Predicting with CAREamics
Returning predictions
The simplest form of prediction is to call predict, which returns the predictions.
Checkpoint
By default, CAREamics uses a checkpoint callback that saves multiple checkpoints during training. Depending on the algorithm, the prediction method will either use the best checkpoint (the one with the lowest validation loss) or the last checkpoint (the one from the last epoch).
Noise2Void and Noise2Noise will use the last checkpoint, while the other algorithms will use the best checkpoint.
Choosing the checkpoint
Checkpoints can be specified by passing a checkpoint argument to the predict method.
It can be either a path to a checkpoint file or one of the keywords specified by
PyTorch Lightning (typically "best" or "last", see documentation).
predictions = careamist.predict(
pred_data=pred_data,
checkpoint="last", # or "best"
)
Noise2Void and Noise2Noise
Noise2Void and Noise2Noise models do not have a well-defined "best" checkpoint based on validation loss. Specify an explicit path if you want to use a specific checkpoint.
Tiling
For odd-sized or large images, tiling should be used. Tiling is enabled by passing
a tile_size to the prediction method.
predictions = careamist.predict(
pred_data=pred_data,
tile_size=[128, 128], # (1)!
tile_overlap=[48, 48], # (2)!
)
- The
tile_sizeneed not be equal to the training patch size. - Overlaps are optional, and default to
(48, 48)
Why use tiling?
If the images have dimensions that are not comaptible with the network architecture
(shape % 2**model_depth != 0), then tiling is required to ensure that the network
can process the images.
If the images are large, then they might simply not fit in memory and need to be processed as tiles.

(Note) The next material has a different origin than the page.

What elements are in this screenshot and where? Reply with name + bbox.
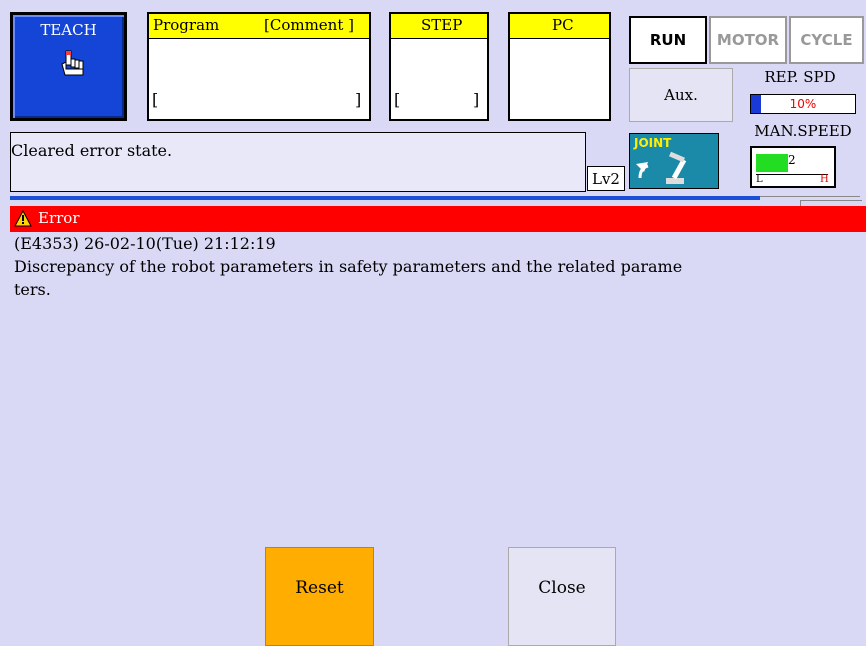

What tiling size to choose?
The tiling size should be chosen based on the size of the images and the available
memory. A good starting point is to use a patch size that is a multiple of
2**model_depth. You can then play with batch_size to find the optimal memory
usage.
Note that the overlaps must be larger than the receptive field of the network.
Dimensions
Obviously, the tiling and overlaps must respect the dimensions of the images (2D or 3D).
Changing dataloading parameters
During prediction, you can change the dataloading parameters by passing them to the
predict method. The parameters batch_size and num_workers can be set through the predict function arguments, while any other parameters have to be changed through the configuration.
Data parameters
The data we want to predict on might be different from the training data, in terms of
axes or format. The predict method allows changing these parameters (axes,
data_type, channels, in_memory).
Here, let's say we trained from arrays of axes YX, and now want to predict with the
trained model on a TIFF file (we have a path pred_data_path) that has multiple
time-points. We need to set new_axes to SYX to specify the new axes order. We also
need to specify the new axes and data_type. Finally, we do not want to train in-memory.
predictions = careamist.predict(
pred_data=pred_data_path, # (1)!
axes="SYX",
data_type="tiff",
in_memory=False,
)
- Now, data is a path.
Coherence of the data parameters
Prediction data must have the same type content as the training data (we talk about the data being "in distribution"). That means that it cannot have different spatial axes or suddenly have more channels.
New data has channels
If the new data has channels, but the model was not trained on multiple channels,
then the channels parameter can be used to specify which channels to use for
prediction. For example, if the new data has 3 channels, but the model was
trained on single-channel data, then channels=[1] can be used to specify that
only the second channel should be used for prediction.
Predicting to disk
(soon)
CZI format
Prediction directly to disk is not available for CZI data.
Zarr format
Prediction directly to disk is with Zarr requires tiling to be enabled.